Cabe preguntarse si en estos tiempos, dominados por las celebridades de un día, los personajes instantáneos -como las sopas- que han sustituido a los héroes, a los pensadores, a los grandes políticos y a los oradores, era inevitable este tratamiento de Juan Pablo II. Sin embargo, el Papa se merecía un tratamiento mucho más sobrio, más sereno, menos estridente que el que le hemos dispensado. El único precedente de esta movilización es la visita de los Kennedy a México en la primavera de 1963; también entonces las autoridades civiles y religiosas, las organizaciones empresariales y los medios de la época pusieron todas las facilidades para que el pueblo de México se volcara a las calles a saludar al primer presidente católico de Estados Unidos y a su esposa, que también fueron a misa a la Villa de Guadalupe.
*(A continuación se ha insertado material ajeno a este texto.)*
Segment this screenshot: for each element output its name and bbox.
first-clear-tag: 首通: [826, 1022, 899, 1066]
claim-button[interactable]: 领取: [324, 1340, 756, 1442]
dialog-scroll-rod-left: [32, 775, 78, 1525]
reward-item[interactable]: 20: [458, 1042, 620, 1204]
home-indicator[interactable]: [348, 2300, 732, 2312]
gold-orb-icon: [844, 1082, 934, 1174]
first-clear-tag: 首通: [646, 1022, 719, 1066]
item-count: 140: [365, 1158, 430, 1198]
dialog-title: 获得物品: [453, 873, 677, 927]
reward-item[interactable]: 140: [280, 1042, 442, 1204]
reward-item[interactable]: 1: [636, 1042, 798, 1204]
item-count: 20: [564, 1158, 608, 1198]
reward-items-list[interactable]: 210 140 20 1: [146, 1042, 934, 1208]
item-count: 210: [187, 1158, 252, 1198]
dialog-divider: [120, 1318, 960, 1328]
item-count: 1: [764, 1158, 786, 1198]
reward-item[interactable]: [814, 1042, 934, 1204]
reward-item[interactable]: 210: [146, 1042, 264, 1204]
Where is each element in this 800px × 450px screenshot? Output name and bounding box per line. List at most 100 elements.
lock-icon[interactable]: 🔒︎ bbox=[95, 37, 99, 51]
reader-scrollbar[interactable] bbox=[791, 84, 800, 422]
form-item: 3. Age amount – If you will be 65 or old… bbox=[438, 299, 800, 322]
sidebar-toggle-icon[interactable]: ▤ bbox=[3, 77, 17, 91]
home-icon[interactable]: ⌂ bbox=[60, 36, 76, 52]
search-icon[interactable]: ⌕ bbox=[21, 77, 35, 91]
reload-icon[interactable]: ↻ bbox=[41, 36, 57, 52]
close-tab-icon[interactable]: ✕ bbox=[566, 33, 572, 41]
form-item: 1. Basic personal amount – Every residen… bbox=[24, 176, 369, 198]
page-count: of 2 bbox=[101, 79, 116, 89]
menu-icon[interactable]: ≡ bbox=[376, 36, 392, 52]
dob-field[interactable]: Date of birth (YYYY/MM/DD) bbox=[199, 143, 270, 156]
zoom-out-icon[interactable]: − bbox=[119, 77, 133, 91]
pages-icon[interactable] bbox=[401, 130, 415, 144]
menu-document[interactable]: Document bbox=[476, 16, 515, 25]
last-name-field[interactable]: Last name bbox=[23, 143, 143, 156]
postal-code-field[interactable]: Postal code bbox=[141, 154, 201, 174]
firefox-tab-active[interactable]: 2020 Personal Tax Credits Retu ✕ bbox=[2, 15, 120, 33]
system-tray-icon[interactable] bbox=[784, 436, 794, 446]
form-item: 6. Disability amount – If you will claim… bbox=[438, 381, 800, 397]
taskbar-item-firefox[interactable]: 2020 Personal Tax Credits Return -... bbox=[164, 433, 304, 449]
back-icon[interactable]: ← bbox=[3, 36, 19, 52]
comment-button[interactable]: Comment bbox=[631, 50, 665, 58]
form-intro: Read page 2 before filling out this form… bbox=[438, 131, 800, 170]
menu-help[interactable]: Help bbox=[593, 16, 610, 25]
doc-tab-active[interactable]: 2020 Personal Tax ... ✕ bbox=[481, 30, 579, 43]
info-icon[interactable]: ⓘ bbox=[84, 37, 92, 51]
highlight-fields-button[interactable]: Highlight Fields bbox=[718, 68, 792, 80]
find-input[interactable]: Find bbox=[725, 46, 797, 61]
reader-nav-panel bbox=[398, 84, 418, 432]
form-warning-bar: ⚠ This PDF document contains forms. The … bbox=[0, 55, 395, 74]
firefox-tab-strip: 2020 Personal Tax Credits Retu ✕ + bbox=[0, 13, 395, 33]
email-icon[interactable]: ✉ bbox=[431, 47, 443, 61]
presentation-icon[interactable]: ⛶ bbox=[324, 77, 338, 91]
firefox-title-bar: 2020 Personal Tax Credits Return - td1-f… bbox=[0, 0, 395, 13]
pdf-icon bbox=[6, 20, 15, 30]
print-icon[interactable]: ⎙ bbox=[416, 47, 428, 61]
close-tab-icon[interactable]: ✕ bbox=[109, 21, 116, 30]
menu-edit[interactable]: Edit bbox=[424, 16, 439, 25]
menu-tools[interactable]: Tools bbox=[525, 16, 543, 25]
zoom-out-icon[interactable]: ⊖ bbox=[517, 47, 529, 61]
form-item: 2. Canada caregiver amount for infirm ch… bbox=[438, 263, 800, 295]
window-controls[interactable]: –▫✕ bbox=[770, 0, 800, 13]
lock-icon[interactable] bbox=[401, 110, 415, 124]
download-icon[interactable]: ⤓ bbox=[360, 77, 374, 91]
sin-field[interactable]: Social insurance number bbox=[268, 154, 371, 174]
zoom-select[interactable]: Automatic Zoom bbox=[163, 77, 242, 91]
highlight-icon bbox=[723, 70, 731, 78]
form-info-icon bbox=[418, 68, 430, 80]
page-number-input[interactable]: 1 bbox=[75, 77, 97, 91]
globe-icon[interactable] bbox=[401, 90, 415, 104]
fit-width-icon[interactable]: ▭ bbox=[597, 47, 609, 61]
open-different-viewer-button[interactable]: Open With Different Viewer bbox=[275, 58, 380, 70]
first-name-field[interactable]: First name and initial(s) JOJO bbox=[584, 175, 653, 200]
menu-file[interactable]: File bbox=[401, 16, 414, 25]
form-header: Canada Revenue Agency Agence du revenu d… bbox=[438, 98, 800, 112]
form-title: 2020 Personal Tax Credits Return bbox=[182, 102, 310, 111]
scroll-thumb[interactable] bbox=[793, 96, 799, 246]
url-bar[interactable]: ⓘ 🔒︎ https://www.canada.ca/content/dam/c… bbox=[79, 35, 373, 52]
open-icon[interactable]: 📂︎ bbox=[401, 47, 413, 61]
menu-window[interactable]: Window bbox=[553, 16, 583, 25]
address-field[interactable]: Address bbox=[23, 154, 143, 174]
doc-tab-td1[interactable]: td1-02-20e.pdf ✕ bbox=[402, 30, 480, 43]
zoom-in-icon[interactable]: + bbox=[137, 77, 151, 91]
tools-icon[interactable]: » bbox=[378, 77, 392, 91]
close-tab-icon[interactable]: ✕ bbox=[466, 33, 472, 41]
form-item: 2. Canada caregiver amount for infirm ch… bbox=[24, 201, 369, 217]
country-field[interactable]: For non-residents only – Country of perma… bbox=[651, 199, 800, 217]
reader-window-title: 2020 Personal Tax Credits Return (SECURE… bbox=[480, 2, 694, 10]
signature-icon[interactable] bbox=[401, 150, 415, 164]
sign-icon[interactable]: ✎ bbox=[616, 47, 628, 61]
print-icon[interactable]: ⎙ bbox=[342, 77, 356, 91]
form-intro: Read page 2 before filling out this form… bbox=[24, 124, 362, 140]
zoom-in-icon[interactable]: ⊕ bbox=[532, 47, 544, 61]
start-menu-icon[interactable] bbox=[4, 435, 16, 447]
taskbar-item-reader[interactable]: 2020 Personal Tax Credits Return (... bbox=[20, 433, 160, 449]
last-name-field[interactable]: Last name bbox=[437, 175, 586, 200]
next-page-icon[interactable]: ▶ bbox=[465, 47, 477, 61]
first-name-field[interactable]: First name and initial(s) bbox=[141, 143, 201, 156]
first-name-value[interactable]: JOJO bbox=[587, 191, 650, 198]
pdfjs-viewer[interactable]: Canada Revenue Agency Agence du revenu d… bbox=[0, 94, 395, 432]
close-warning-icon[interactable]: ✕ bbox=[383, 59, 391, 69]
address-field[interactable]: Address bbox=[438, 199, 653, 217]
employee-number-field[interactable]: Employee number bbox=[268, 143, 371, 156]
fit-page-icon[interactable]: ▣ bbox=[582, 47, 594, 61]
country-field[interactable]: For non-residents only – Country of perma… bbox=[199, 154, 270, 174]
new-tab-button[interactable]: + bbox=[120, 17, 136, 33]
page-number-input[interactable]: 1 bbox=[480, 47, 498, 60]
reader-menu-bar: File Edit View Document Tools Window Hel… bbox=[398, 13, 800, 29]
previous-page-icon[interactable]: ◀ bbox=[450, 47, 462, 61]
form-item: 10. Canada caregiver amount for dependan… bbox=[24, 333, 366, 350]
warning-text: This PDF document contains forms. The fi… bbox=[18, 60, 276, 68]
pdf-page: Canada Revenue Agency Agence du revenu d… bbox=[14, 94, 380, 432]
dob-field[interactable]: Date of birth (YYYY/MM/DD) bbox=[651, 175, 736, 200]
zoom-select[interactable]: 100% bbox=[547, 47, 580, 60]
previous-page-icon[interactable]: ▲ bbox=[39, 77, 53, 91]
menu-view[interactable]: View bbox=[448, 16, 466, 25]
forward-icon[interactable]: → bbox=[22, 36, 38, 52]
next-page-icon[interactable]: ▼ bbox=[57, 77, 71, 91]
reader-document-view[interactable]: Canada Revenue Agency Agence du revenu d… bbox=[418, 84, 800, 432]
Sólo que en este caso no los acompañaron el presidente López Mateos y su esposa, que eran evangélicos. Todos nos quedamos felices. Los mexicanos porque constatamos lo guadalupanos que eran los Kennedy, y ellos porque constataron lo anticomunistas que éramos los mexicanos.
P.S. Por cierto, gracias al Estado laico mexicano la llegada de la señora Marta Sahagún de Fox a Los Pinos no provocó una guerra de religión ni conflictos entre México y el Vaticano.